Killer of White Oaks in Ozarks Still at Large
MU scientists have narrowed down the possibilities of what might be causing white oak mortality in low-lying areas of Missouri Ozarks in the past few years. But the mystery remains.
Dr. Sharon Reed is trying to solve the mystery. She's an MU research scientist who has been working on the white oak mortality issue for some time. She said some of her research is very low-tech like scraping bark off of dead white oak trees. "Part of the process with the scraping is that we actually do try to isolate pathogens in the wood tissues. And we do that by taking out little chips from the areas that are darker in coloration."
Those little chips she's talking about are fungi that end up on a Petri dish to grow and eventually be analyzed. "We are looking for things that are consistently associated with these trees that are declining or dead," Reed said.
Like Fungi taken from an ambrosia beetle. "It's a wood-boring beetle that has consistently emerged out of dying and dead trees at our study locations that have rapidly dying white oaks," Reed said. But that doesn't mean the ambrosia beetle or the fungi it's carrying is causing white oak mortality. It's much more complex than that. Reed said it's very likely the beetles and fungi they're finding do kill tissue in the white oak but only in trees that are already weak. Weak from pathogens that live in the soil and kill roots.
In the past few years the scientists have been digging up roots and taking soil samples near dead or dying white oak trees on federal forest land in Maries and Osage counties. "We found a fungus-like organism called phytophthora cinnamomi. Some people call it a water mold," Reed said. "Finding this organism is important because it has been found to be associated with oak declines globally."
Reed said the fungus prevents the tree from absorbing water and nutrients and is very good at protecting itself.

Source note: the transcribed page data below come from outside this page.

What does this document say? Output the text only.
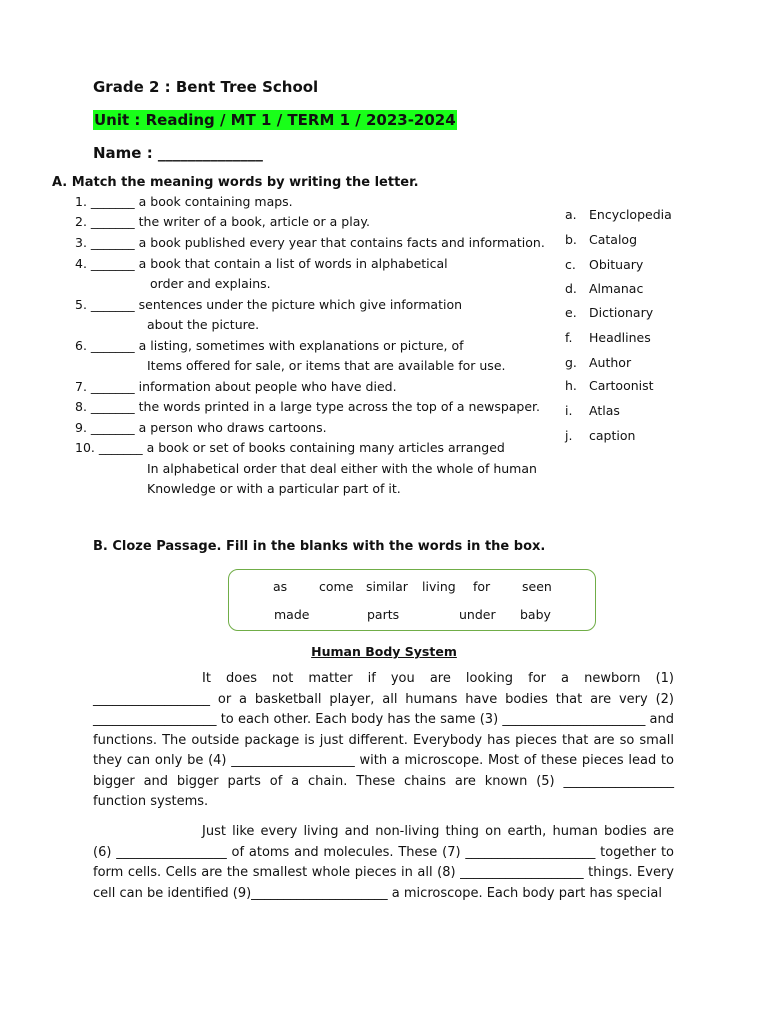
Grade 2 : Bent Tree School
Unit : Reading / MT 1 / TERM 1 / 2023-2024
Name : ______________
A. Match the meaning words by writing the letter.
1. _______ a book containing maps.
2. _______ the writer of a book, article or a play.
3. _______ a book published every year that contains facts and information.
4. _______ a book that contain a list of words in alphabetical
order and explains.
5. _______ sentences under the picture which give information
about the picture.
6. _______ a listing, sometimes with explanations or picture, of
Items offered for sale, or items that are available for use.
7. _______ information about people who have died.
8. _______ the words printed in a large type across the top of a newspaper.
9. _______ a person who draws cartoons.
10. _______ a book or set of books containing many articles arranged
In alphabetical order that deal either with the whole of human
Knowledge or with a particular part of it.
a. Encyclopedia
b. Catalog
c. Obituary
d. Almanac
e. Dictionary
f. Headlines
g. Author
h. Cartoonist
i. Atlas
j. caption
B. Cloze Passage. Fill in the blanks with the words in the box.
as	come similar living for	seen
made	parts	under baby
Human Body System
It does not matter if you are looking for a newborn (1) __________________ or a basketball player, all humans have bodies that are very (2) ___________________ to each other. Each body has the same (3) ______________________ and functions. The outside package is just different. Everybody has pieces that are so small they can only be (4) ___________________ with a microscope. Most of these pieces lead to bigger and bigger parts of a chain. These chains are known (5) _________________ function systems.
Just like every living and non-living thing on earth, human bodies are (6) _________________ of atoms and molecules. These (7) ____________________ together to form cells. Cells are the smallest whole pieces in all (8) ___________________ things. Every cell can be identified (9)_____________________ a microscope. Each body part has special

And she said that's not all. "Could be there are multiple pathogens working on these trees."
MU biologist Rose-Marie Muzika leads the team of scientists doing this research. "What we have found with most of these trees is that they have barely been growing for as much as 20 years," Muzika said. "So although we are seeing this death happen now, we could suspect that 20 years ago, or 15 years ago, in the life of the forest and of this tree, something else went on."
Muzika also pointed out that because of the complexity of white oak mortality, it might take 5-10 years of further study before they can get a good handle on what's killing the white oaks. That's a long time but she said this is serious stuff and they don't want to make any hasty decisions before advising forest managers how to better deal with white oak mortality in forests that might be there for hundreds of years.